Probing Quarkonium Diffusion in a Magnetized Quark-Gluon Plasma
Siddhi Swarupa Jena, Arpan Bhattacharjee, David Dudal, Subhash Mahapatra
TL;DR
This work develops a self-consistent EBID holographic model to study heavy-quark diffusion in a magnetized QGP, capturing anisotropic transport under a background magnetic field. It combines spectral-function analysis and hydrodynamic expansion to compute the quark-number susceptibility $\chi$, and employs both hydrodynamic and hanging-string formalisms to derive closed-form diffusion coefficients for diffusion parallel and perpendicular to $\mathbf{B}$, revealing distinct magnetic-field and temperature dependencies. The results show $\chi$ increasing with both $B$ and $T$, while $D^{\parallel}$ is enhanced by $B$ and $D^{\perp}$ is suppressed, with nontrivial temperature trends and a near-Tc sensitivity.
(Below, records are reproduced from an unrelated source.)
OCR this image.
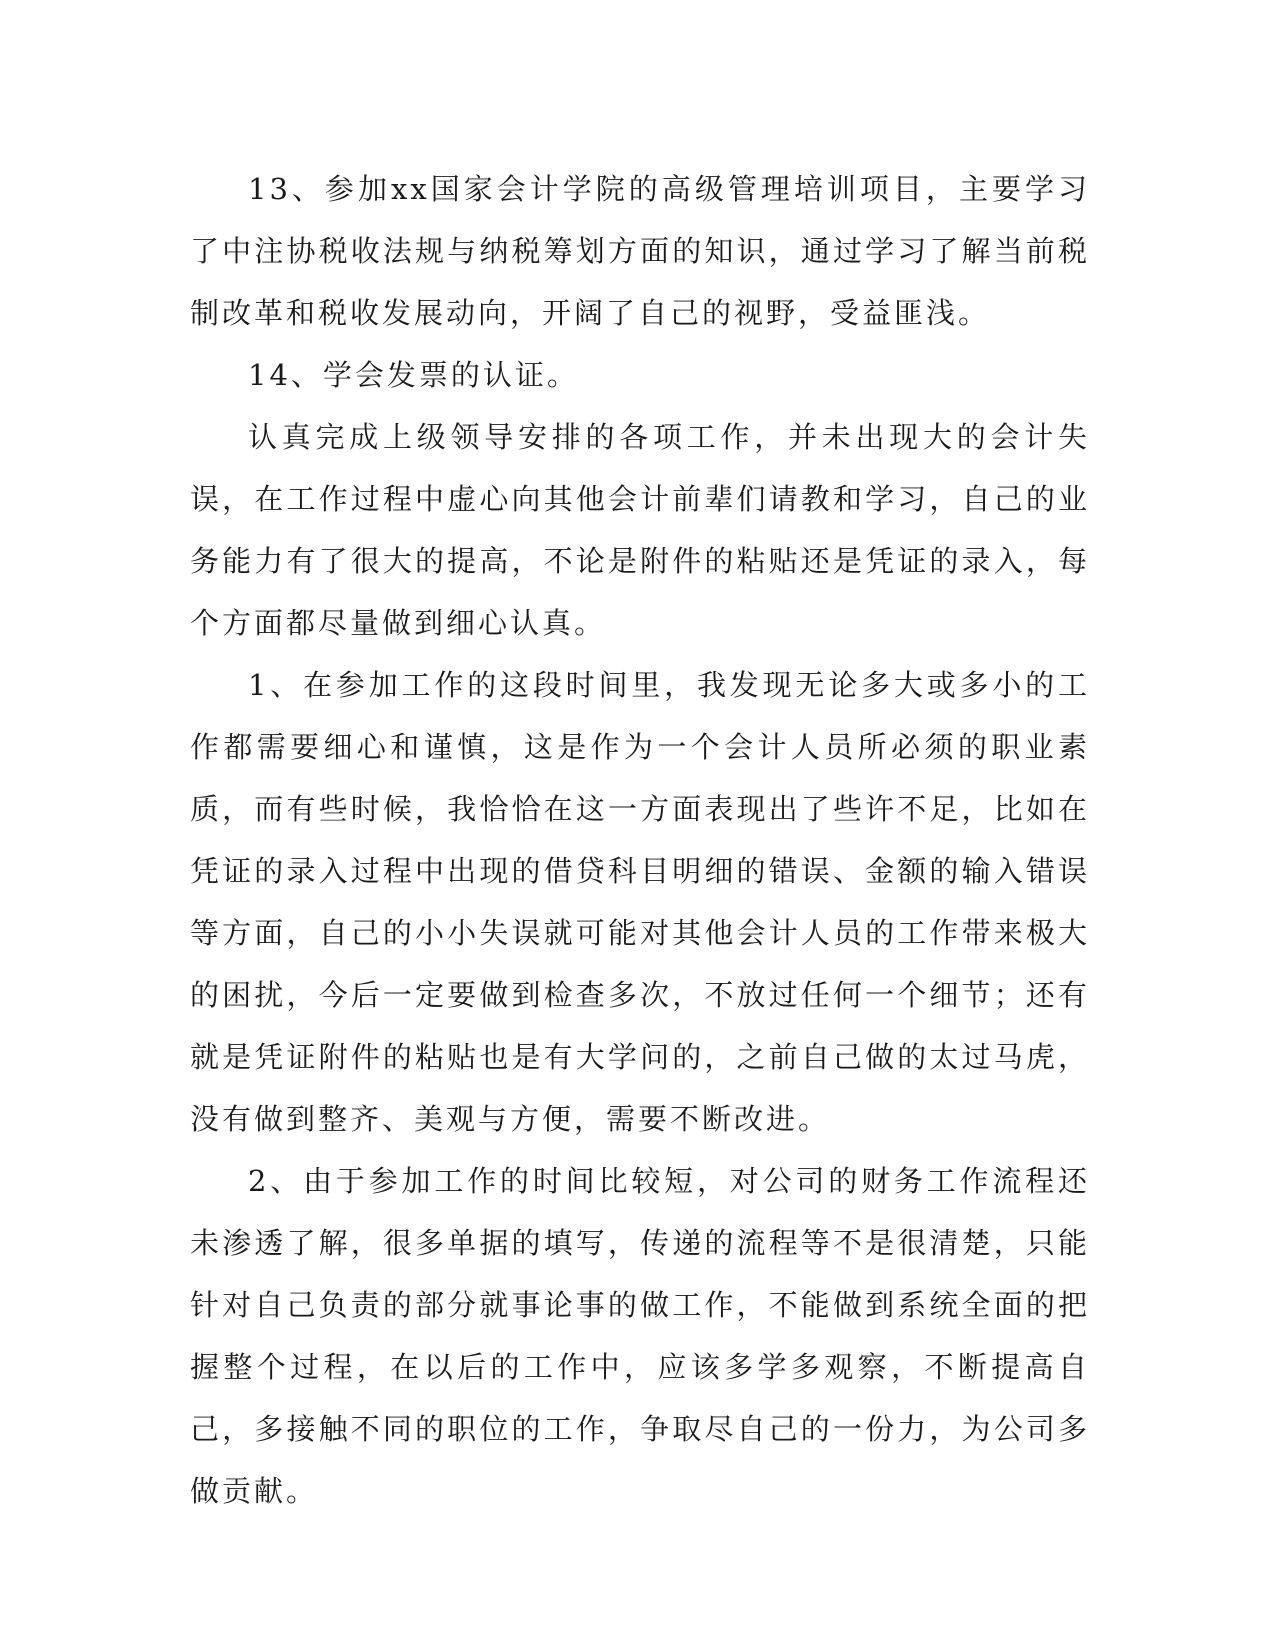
13、参加xx国家会计学院的高级管理培训项目，主要学习了中注协税收法规与纳税筹划方面的知识，通过学习了解当前税制改革和税收发展动向，开阔了自己的视野，受益匪浅。

14、学会发票的认证。

认真完成上级领导安排的各项工作，并未出现大的会计失误，在工作过程中虚心向其他会计前辈们请教和学习，自己的业务能力有了很大的提高，不论是附件的粘贴还是凭证的录入，每个方面都尽量做到细心认真。

1、在参加工作的这段时间里，我发现无论多大或多小的工作都需要细心和谨慎，这是作为一个会计人员所必须的职业素质，而有些时候，我恰恰在这一方面表现出了些许不足，比如在凭证的录入过程中出现的借贷科目明细的错误、金额的输入错误等方面，自己的小小失误就可能对其他会计人员的工作带来极大的困扰，今后一定要做到检查多次，不放过任何一个细节；还有就是凭证附件的粘贴也是有大学问的，之前自己做的太过马虎，没有做到整齐、美观与方便，需要不断改进。

2、由于参加工作的时间比较短，对公司的财务工作流程还未渗透了解，很多单据的填写，传递的流程等不是很清楚，只能针对自己负责的部分就事论事的做工作，不能做到系统全面的把握整个过程，在以后的工作中，应该多学多观察，不断提高自己，多接触不同的职位的工作，争取尽自己的一份力，为公司多做贡献。
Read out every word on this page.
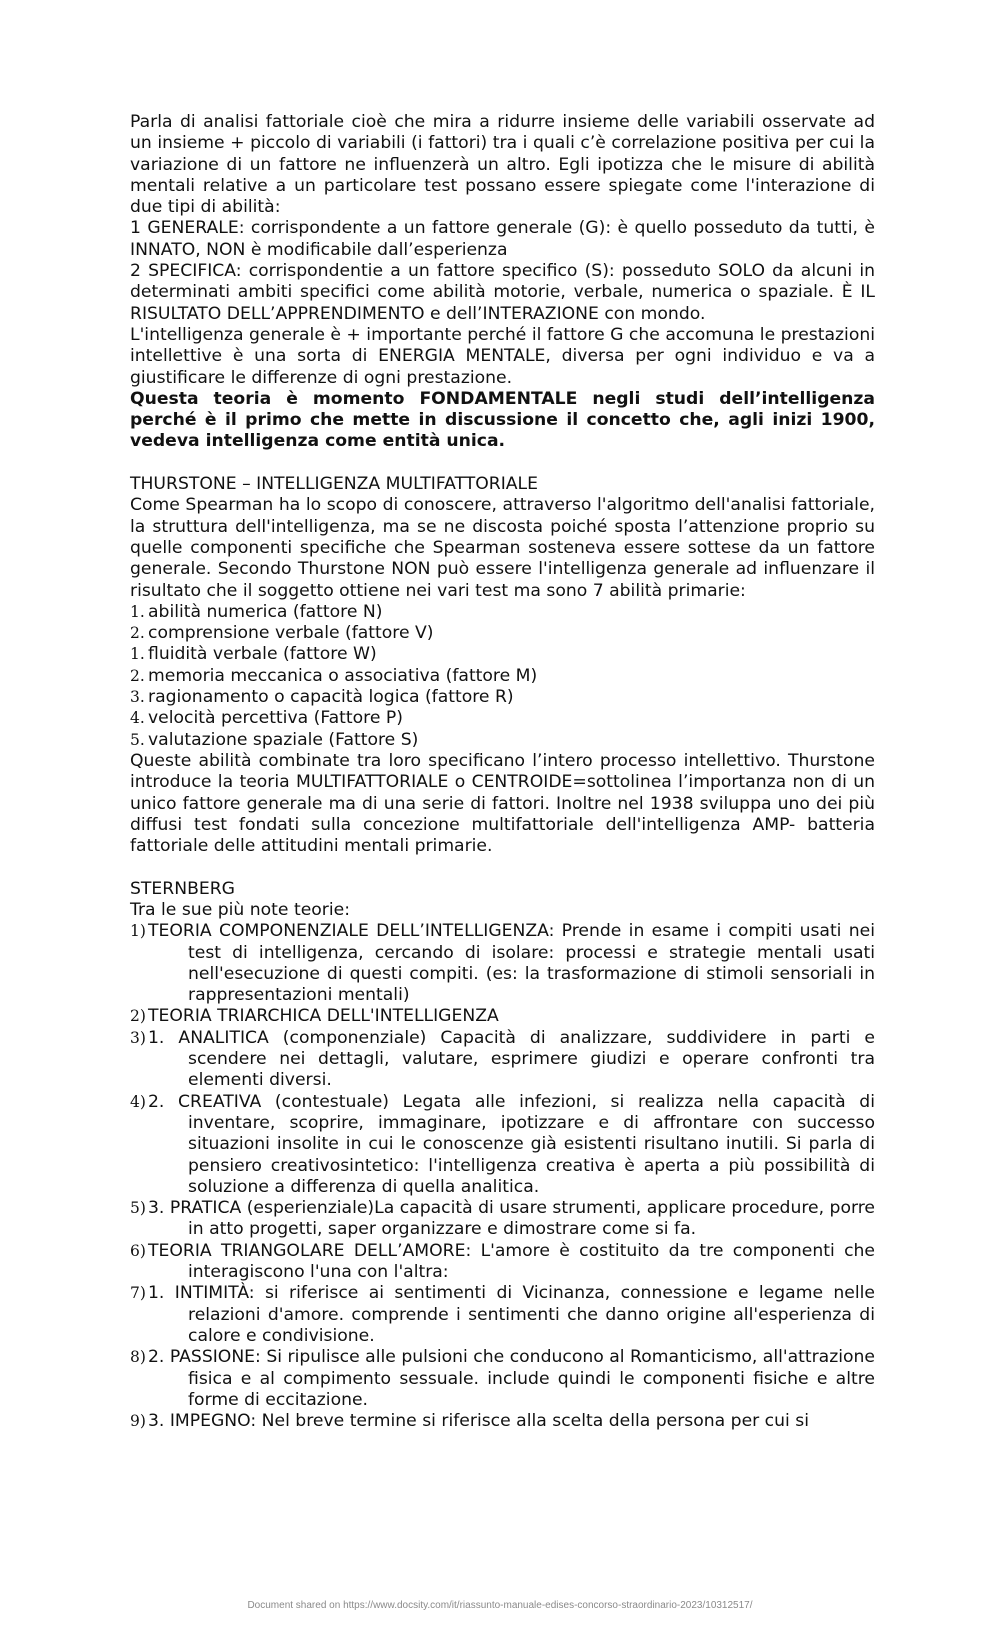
Parla di analisi fattoriale cioè che mira a ridurre insieme delle variabili osservate ad un insieme + piccolo di variabili (i fattori) tra i quali c’è correlazione positiva per cui la variazione di un fattore ne influenzerà un altro. Egli ipotizza che le misure di abilità mentali relative a un particolare test possano essere spiegate come l'interazione di due tipi di abilità:

1 GENERALE: corrispondente a un fattore generale (G): è quello posseduto da tutti, è INNATO, NON è modificabile dall’esperienza

2 SPECIFICA: corrispondentie a un fattore specifico (S): posseduto SOLO da alcuni in determinati ambiti specifici come abilità motorie, verbale, numerica o spaziale. È IL RISULTATO DELL’APPRENDIMENTO e dell’INTERAZIONE con mondo.

L'intelligenza generale è + importante perché il fattore G che accomuna le prestazioni intellettive è una sorta di ENERGIA MENTALE, diversa per ogni individuo e va a giustificare le differenze di ogni prestazione.

Questa teoria è momento FONDAMENTALE negli studi dell’intelligenza perché è il primo che mette in discussione il concetto che, agli inizi 1900, vedeva intelligenza come entità unica.

THURSTONE – INTELLIGENZA MULTIFATTORIALE

Come Spearman ha lo scopo di conoscere, attraverso l'algoritmo dell'analisi fattoriale, la struttura dell'intelligenza, ma se ne discosta poiché sposta l’attenzione proprio su quelle componenti specifiche che Spearman sosteneva essere sottese da un fattore generale. Secondo Thurstone NON può essere l'intelligenza generale ad influenzare il risultato che il soggetto ottiene nei vari test ma sono 7 abilità primarie:

1. abilità numerica (fattore N)
2. comprensione verbale (fattore V)
1. fluidità verbale (fattore W)
2. memoria meccanica o associativa (fattore M)
3. ragionamento o capacità logica (fattore R)
4. velocità percettiva (Fattore P)
5. valutazione spaziale (Fattore S)

Queste abilità combinate tra loro specificano l’intero processo intellettivo. Thurstone introduce la teoria MULTIFATTORIALE o CENTROIDE=sottolinea l’importanza non di un unico fattore generale ma di una serie di fattori. Inoltre nel 1938 sviluppa uno dei più diffusi test fondati sulla concezione multifattoriale dell'intelligenza AMP- batteria fattoriale delle attitudini mentali primarie.

STERNBERG

Tra le sue più note teorie:

1) TEORIA COMPONENZIALE DELL’INTELLIGENZA: Prende in esame i compiti usati nei test di intelligenza, cercando di isolare: processi e strategie mentali usati nell'esecuzione di questi compiti. (es: la trasformazione di stimoli sensoriali in rappresentazioni mentali)

2) TEORIA TRIARCHICA DELL'INTELLIGENZA

3) 1. ANALITICA (componenziale) Capacità di analizzare, suddividere in parti e scendere nei dettagli, valutare, esprimere giudizi e operare confronti tra elementi diversi.

4) 2. CREATIVA (contestuale) Legata alle infezioni, si realizza nella capacità di inventare, scoprire, immaginare, ipotizzare e di affrontare con successo situazioni insolite in cui le conoscenze già esistenti risultano inutili. Si parla di pensiero creativosintetico: l'intelligenza creativa è aperta a più possibilità di soluzione a differenza di quella analitica.

5) 3. PRATICA (esperienziale)La capacità di usare strumenti, applicare procedure, porre in atto progetti, saper organizzare e dimostrare come si fa.

6) TEORIA TRIANGOLARE DELL’AMORE: L'amore è costituito da tre componenti che interagiscono l'una con l'altra:

7) 1. INTIMITÀ: si riferisce ai sentimenti di Vicinanza, connessione e legame nelle relazioni d'amore. comprende i sentimenti che danno origine all'esperienza di calore e condivisione.

8) 2. PASSIONE: Si ripulisce alle pulsioni che conducono al Romanticismo, all'attrazione fisica e al compimento sessuale. include quindi le componenti fisiche e altre forme di eccitazione.

9) 3. IMPEGNO: Nel breve termine si riferisce alla scelta della persona per cui si

Document shared on https://www.docsity.com/it/riassunto-manuale-edises-concorso-straordinario-2023/10312517/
The hanging-string approach yields results that qualitatively align with the spectral-function findings at finite $B$ but differ at $B=0$, illustrating the influence of frame choices and scale hierarchies in holographic implementations. Overall, the EBID framework provides a coherent, nonperturbative lens to probe anisotropic quarkonium diffusion in magnetized QGP with potential connections to lattice results and heavy-ion phenomenology.
Abstract
Motivated by the potential experimental relevance of magnetically affected heavy-quark diffusion, we consider here a five-dimensional nonlinear Einstein-Born-Infeld-dilaton model to not only holographically model the QCD thermodynamics in a magnetic background, but also to probe the charged inner structure of a heavy quarkonium. The dual model's gravitational equations of motion can be solved in analytical form via the potential reconstruction method. Using a variety of tools -- spectral functions, hydrodynamic expansions or hanging strings -- we study the anisotropic diffusion constants and heavy-quark number susceptibility, each time reporting closed form expressions.